2 Because of the previous appearance, the abbreviation of "Variational System Identification " in line 684 of the manuscript can be used directly.
3 There are many writing and formatting errors in the manuscript such as “CO2” in the lines of 101 and 128 should be changed to “CO2”. Meanwhile, the abbreviation of milliliter should be mL. Please check and correct each one of them.
4 The novelty of this study should be stated in the introduction and discussion.
Author Response
Summary: This study investigated that oscillatory ERK Signaling and Morphology Determine Heterogeneity of Breast Cancer Cell Chemotaxis via MEK-ERK and p38-MAPK Signaling Pathways. The results indicated that therapeutic approaches to chemotaxis are inextricably linked to the interruption of oscillatory signals. If it can be published, it will bring great reference value to readers. However, there are many deficiencies and even errors in the writing of the paper. The author needs to carefully modify the narration, as follows.
Point 1: Why did the authors choose to target breast cancer cell rather than liver cancer cell etc.

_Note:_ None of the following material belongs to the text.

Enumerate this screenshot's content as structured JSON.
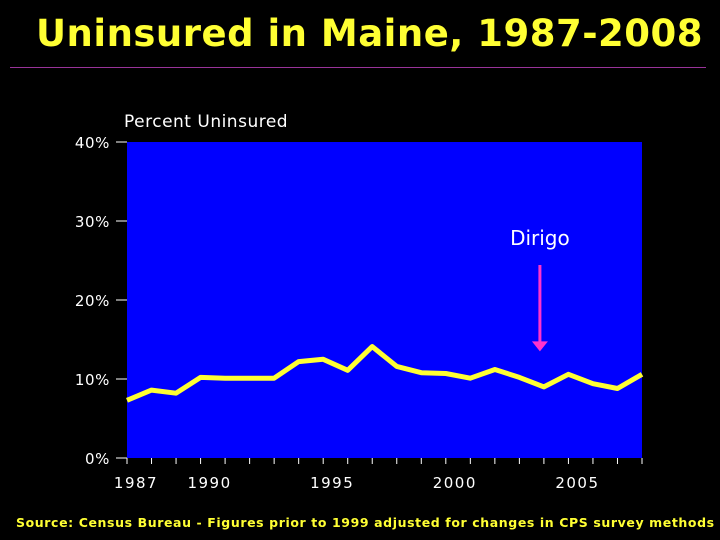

Response 1: CXCL12-CXCR4 and EGF-EGFR signaling pathways are important drivers for metastasis in breast cancer. Previous studies found heterogeneous responses of cancer cells arising from pre-established cell states. However, processes underlying oscillatory signaling networks downstream of CXCR4 and EGFR signaling that regulate heterogeneous chemotactic responses of cancer cells remain incompletely understood. This becomes a critical barrier for development of effective anti-metastatic therapies in breast cancer as even a single cancer cell that evades therapy could potentially lead to metastatic disease.
Point 2: Because of the previous appearance, the abbreviation of "Variational System Identification " in line 684 of the manuscript can be used directly.

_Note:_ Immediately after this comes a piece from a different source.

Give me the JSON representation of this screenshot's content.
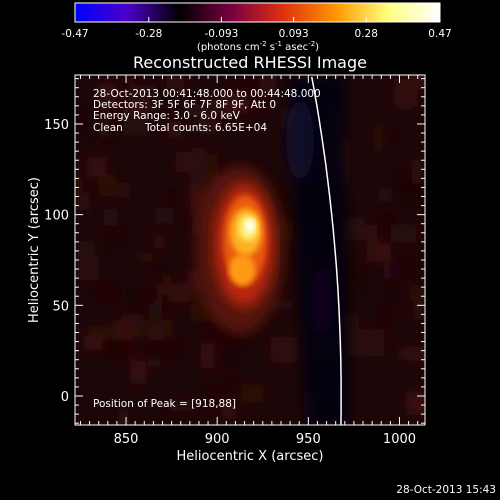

Response 2: We modified the manuscript and used VSI directly in line 711.
Point 3: There are many writing and formatting errors in the manuscript such as “CO2” in the lines of 101 and 128 should be changed to “CO2”. Meanwhile, the abbreviation of milliliter should be mL. Please check and correct each one of them.

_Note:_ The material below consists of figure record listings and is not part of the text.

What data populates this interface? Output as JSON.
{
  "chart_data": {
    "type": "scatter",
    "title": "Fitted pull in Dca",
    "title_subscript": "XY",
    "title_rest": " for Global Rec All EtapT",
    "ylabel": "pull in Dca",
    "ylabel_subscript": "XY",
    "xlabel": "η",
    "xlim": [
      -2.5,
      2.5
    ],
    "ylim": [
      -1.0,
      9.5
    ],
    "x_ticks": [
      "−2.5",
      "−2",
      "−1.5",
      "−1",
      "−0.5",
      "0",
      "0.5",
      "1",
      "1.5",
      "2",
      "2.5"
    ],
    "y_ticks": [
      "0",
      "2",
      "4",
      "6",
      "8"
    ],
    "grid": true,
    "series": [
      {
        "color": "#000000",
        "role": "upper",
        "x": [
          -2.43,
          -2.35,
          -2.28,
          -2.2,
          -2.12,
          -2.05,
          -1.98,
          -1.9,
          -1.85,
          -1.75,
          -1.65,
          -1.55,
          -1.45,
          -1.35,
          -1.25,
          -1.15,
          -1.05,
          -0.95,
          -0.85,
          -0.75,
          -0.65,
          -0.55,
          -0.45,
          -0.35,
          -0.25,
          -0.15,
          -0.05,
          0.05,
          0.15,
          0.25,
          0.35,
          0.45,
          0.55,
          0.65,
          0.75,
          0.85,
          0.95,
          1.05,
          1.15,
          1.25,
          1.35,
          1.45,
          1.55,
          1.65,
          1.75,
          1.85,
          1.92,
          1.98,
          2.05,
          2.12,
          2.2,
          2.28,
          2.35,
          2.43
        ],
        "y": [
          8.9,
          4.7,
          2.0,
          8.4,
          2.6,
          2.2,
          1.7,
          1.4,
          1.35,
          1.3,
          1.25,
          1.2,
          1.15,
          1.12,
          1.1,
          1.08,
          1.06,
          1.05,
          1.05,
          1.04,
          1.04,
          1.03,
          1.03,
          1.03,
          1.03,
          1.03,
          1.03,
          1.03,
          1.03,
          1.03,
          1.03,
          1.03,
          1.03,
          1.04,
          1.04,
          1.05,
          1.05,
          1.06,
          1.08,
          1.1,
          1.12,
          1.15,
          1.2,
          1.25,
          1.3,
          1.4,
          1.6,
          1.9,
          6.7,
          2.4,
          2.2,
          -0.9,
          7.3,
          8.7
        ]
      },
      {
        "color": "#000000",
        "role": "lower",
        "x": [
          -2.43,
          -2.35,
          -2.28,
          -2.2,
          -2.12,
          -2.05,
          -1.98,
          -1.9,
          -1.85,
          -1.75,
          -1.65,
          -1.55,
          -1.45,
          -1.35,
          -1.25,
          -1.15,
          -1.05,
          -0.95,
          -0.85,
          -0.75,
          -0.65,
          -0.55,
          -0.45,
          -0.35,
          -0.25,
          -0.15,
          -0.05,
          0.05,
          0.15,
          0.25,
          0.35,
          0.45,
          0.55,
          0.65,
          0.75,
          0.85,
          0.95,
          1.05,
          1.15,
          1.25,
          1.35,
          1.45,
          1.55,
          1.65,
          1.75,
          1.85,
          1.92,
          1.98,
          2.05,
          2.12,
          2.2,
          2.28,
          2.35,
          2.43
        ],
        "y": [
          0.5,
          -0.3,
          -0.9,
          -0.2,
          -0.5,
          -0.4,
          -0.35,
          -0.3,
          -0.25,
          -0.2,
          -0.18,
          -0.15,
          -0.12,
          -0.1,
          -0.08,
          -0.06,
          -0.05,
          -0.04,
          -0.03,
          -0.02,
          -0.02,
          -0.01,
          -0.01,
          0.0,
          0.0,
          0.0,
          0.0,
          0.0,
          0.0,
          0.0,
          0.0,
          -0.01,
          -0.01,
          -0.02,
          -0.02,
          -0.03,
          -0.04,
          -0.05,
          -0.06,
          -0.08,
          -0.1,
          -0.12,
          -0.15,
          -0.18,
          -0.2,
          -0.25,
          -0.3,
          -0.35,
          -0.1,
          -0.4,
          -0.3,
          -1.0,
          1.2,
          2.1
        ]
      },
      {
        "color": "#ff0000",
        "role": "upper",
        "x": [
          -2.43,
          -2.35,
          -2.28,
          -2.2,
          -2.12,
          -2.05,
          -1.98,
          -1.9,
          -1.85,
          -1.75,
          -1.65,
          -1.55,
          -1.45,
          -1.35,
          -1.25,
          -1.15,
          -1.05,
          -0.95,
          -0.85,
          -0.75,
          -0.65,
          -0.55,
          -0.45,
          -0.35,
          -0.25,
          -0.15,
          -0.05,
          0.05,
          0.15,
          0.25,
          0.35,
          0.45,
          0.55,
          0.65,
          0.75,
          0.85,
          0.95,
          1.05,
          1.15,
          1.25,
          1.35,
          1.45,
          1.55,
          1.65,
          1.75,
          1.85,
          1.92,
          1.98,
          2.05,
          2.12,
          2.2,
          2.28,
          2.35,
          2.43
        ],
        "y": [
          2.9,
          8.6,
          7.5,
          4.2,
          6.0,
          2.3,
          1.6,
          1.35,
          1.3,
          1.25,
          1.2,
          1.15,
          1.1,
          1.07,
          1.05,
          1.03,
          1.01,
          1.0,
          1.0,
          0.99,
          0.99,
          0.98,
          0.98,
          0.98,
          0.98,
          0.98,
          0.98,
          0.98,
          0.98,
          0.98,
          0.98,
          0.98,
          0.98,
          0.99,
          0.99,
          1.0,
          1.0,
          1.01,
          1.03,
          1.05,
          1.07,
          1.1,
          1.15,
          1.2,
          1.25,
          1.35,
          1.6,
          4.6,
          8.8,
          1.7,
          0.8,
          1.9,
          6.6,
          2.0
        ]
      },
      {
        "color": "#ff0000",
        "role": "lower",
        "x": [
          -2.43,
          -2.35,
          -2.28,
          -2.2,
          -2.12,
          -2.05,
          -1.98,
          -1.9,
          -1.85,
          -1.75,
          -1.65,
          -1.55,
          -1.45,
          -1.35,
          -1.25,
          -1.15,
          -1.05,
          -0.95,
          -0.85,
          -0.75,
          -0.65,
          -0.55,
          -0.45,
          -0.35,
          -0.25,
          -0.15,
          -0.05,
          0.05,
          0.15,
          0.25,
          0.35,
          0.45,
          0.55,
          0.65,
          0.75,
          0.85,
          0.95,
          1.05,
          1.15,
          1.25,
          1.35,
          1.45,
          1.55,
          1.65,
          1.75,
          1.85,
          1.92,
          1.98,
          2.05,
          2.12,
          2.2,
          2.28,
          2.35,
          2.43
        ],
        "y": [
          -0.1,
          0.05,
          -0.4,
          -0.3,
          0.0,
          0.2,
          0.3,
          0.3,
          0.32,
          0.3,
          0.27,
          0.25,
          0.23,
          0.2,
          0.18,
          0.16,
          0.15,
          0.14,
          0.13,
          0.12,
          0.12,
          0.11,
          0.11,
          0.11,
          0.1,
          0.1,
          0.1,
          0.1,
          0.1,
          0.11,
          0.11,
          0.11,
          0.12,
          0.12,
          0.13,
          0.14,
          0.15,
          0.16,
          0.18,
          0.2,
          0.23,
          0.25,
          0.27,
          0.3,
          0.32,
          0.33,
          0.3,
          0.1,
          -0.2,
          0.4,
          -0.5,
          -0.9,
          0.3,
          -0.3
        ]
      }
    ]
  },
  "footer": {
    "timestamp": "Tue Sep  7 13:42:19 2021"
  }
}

Response 3: We modified the formatting errors for CO2. We indicate changes with a yellow highlight in lines of 115 and 142. All the abbreviation of milliliter are changed from ml to mL.
Point 4: The novelty of this study should be stated in the introduction and discussion.
Response 4: We appreciate this suggestion from Reviewer 2. Reviewer 1 also raised questions about novelty of the study. Please refer to our responses 1 and 2 to Reviewer 1.